Desde que a doutrina neoliberal se espalhou pela América Latina, o México foi provavelmente o país que mais profundamente embarcou no canto da sereia que emanava de Washington. Apostou tudo na liberalização comercial, privatizou empresas e serviços públicos e abriu suas porteiras para o regozijo dos grupos financeiros internacionais.

Depois do colapso cambial que solapou o país em 1994/1995, os mexicanos dobraram a aposta, entregando suas reservas petrolíferas às grandes companhias do vizinho ao Norte e rebaixando os padrões de regulação do mercado de trabalho a fim de atrair maiores fluxos capital externo para seu terreiro.
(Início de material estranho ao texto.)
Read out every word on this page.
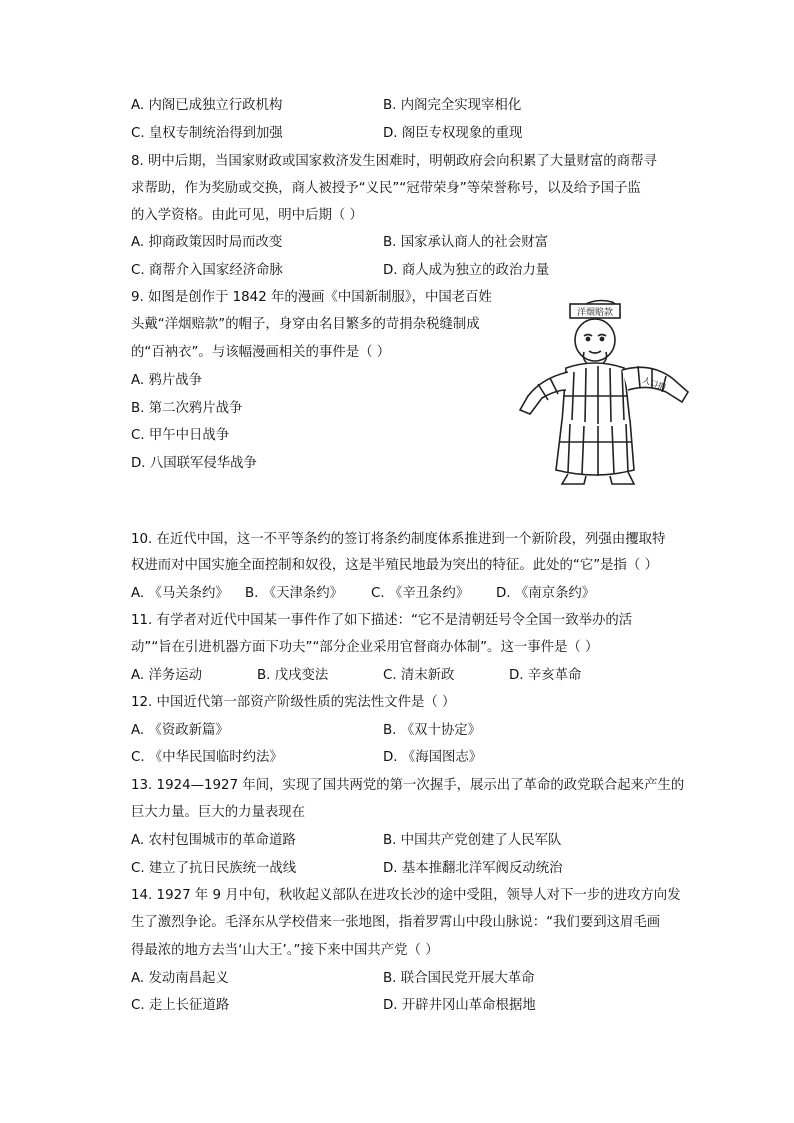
A. 内阁已成独立行政机构	B. 内阁完全实现宰相化
C. 皇权专制统治得到加强	D. 阁臣专权现象的重现
8. 明中后期，当国家财政或国家救济发生困难时，明朝政府会向积累了大量财富的商帮寻
求帮助，作为奖励或交换，商人被授予“义民”“冠带荣身”等荣誉称号，以及给予国子监
的入学资格。由此可见，明中后期（ ）
A. 抑商政策因时局而改变	B. 国家承认商人的社会财富
C. 商帮介入国家经济命脉	D. 商人成为独立的政治力量
9. 如图是创作于 1842 年的漫画《中国新制服》，中国老百姓
头戴“洋烟赔款”的帽子，身穿由名目繁多的苛捐杂税缝制成
的“百衲衣”。与该幅漫画相关的事件是（ ）
A. 鸦片战争
B. 第二次鸦片战争
C. 甲午中日战争
D. 八国联军侵华战争
洋烟赔款
人口捐
10. 在近代中国，这一不平等条约的签订将条约制度体系推进到一个新阶段，列强由攫取特
权进而对中国实施全面控制和奴役，这是半殖民地最为突出的特征。此处的“它”是指（ ）
A. 《马关条约》 B. 《天津条约》 C. 《辛丑条约》 D. 《南京条约》
11. 有学者对近代中国某一事件作了如下描述：“它不是清朝廷号令全国一致举办的活
动”“旨在引进机器方面下功夫”“部分企业采用官督商办体制”。这一事件是（ ）
A. 洋务运动	B. 戊戌变法	C. 清末新政	D. 辛亥革命
12. 中国近代第一部资产阶级性质的宪法性文件是（ ）
A. 《资政新篇》	B. 《双十协定》
C. 《中华民国临时约法》	D. 《海国图志》
13. 1924—1927 年间，实现了国共两党的第一次握手，展示出了革命的政党联合起来产生的
巨大力量。巨大的力量表现在
A. 农村包围城市的革命道路	B. 中国共产党创建了人民军队
C. 建立了抗日民族统一战线	D. 基本推翻北洋军阀反动统治
14. 1927 年 9 月中旬，秋收起义部队在进攻长沙的途中受阻，领导人对下一步的进攻方向发
生了激烈争论。毛泽东从学校借来一张地图，指着罗霄山中段山脉说：“我们要到这眉毛画
得最浓的地方去当‘山大王’。”接下来中国共产党（ ）
A. 发动南昌起义	B. 联合国民党开展大革命
C. 走上长征道路	D. 开辟井冈山革命根据地
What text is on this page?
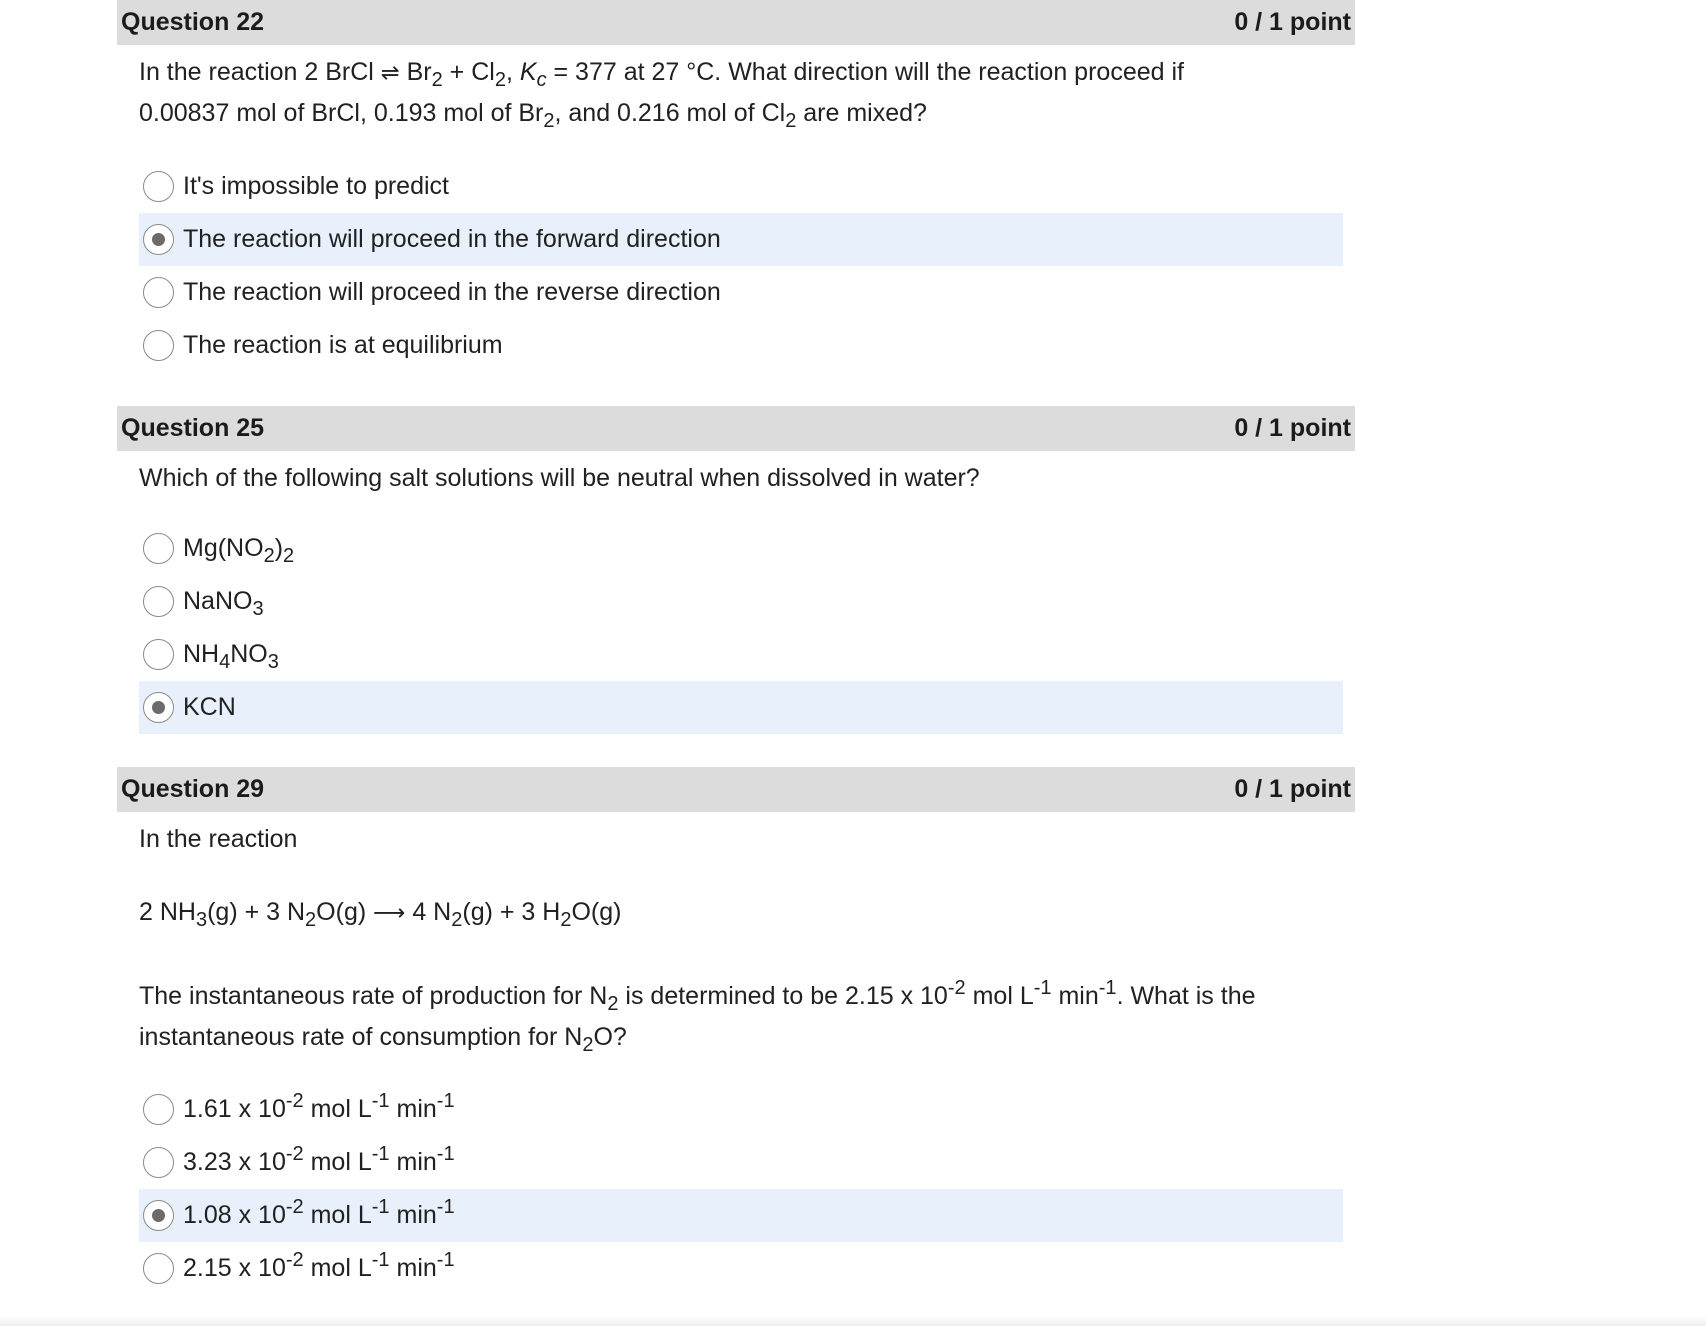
Question 22	0 / 1 point

In the reaction 2 BrCl ⇌ $Br_2 + Cl_2$, $K_c = 377$ at 27 °C. What direction will the reaction proceed if 0.00837 mol of BrCl, 0.193 mol of $Br_2$, and 0.216 mol of $Cl_2$ are mixed?

It's impossible to predict
The reaction will proceed in the forward direction
The reaction will proceed in the reverse direction
The reaction is at equilibrium
Question 25	0 / 1 point

Which of the following salt solutions will be neutral when dissolved in water?

$Mg(NO_2)_2$
NaNO$_3$
$NH_4NO_3$
KCN
Question 29	0 / 1 point

In the reaction

2 $NH_3(g) + 3$ $N_2O(g)$ ⟶ 4 $N_2(g) + 3$ $H_2O(g)$

The instantaneous rate of production for $N_2$ is determined to be 2.15 x $10^{-2}$ mol $L^{-1}$ $\min^{-1}$. What is the instantaneous rate of consumption for $N_2O$?

1.61 x $10^{-2}$ mol $L^{-1}$ $\min^{-1}$
3.23 x $10^{-2}$ mol $L^{-1}$ $\min^{-1}$
1.08 x $10^{-2}$ mol $L^{-1}$ $\min^{-1}$
2.15 x $10^{-2}$ mol $L^{-1}$ $\min^{-1}$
Nada disso adiantou. Nos anos 2000, o México assistiu na rabeira os seus vizinhos de América Latina avançarem, tanto em termos de crescimento do PIB quanto de progresso social. Ao mesmo tempo em que as empresas maquiladoras do norte do país intensificavam o comércio com os EUA – muitas vezes servindo de mero entreposto para produtos da China – o fosso social se ampliava no território mexicano, com o crime organizado e o narcotráfico tomando conta de regiões inteiras do país e se infiltrando pelas instituições políticas.

O retrocesso pode ser visto à toda parte. A despeito de um povo vibrante e de sua cultura tão rica quanto original, o México pós-neoliberalismo talvez seja o retrato mais dramático do que essa doutrina é capaz de produzir.

Apenas a título de exemplo, vale mencionar alguns dos muitos dados que constam de estudo elaborado pelo Centro de Analisis Multidiciplinario da UNAM (leia aqui) a respeito da deterioração do mercado de trabalho e das condições de vida naquele país.

Entre 1987 e 2016 o valor do salário mínimo caiu 79%, levando 32 milhões de trabalhadores mexicanos (60% da PEA) à condição de miséria, isto é, sem renda suficiente para adquirir a cesta básica (cesta de alimentos recomendável). No mesmo período, para cada um peso adicional na renda nominal dos trabalhadores, a cesta básica subia 5 pesos. Consequentemente, enquanto em 1987 o trabalhador de renda média precisava de 4 horas e 53 minutos de trabalho para adquirir a cesta básica diária, em 2007 já eram necessárias 15 horas e 55 minutos e em 2016 ele já teria que trabalhar praticamente durante todas as horas do dia (23 horas e 38 minutos) para conseguir a mesma cesta básica (veja quadro abaixo).

Diante de tamanha calamidade, difícil dizer o que é mais trágico. O prolongado esfacelamento de uma nação vigorosa como o México ou a insistência de muitas nações latino-americanas de perseguir tardiamente o mesmo roteiro rumo ao desastre.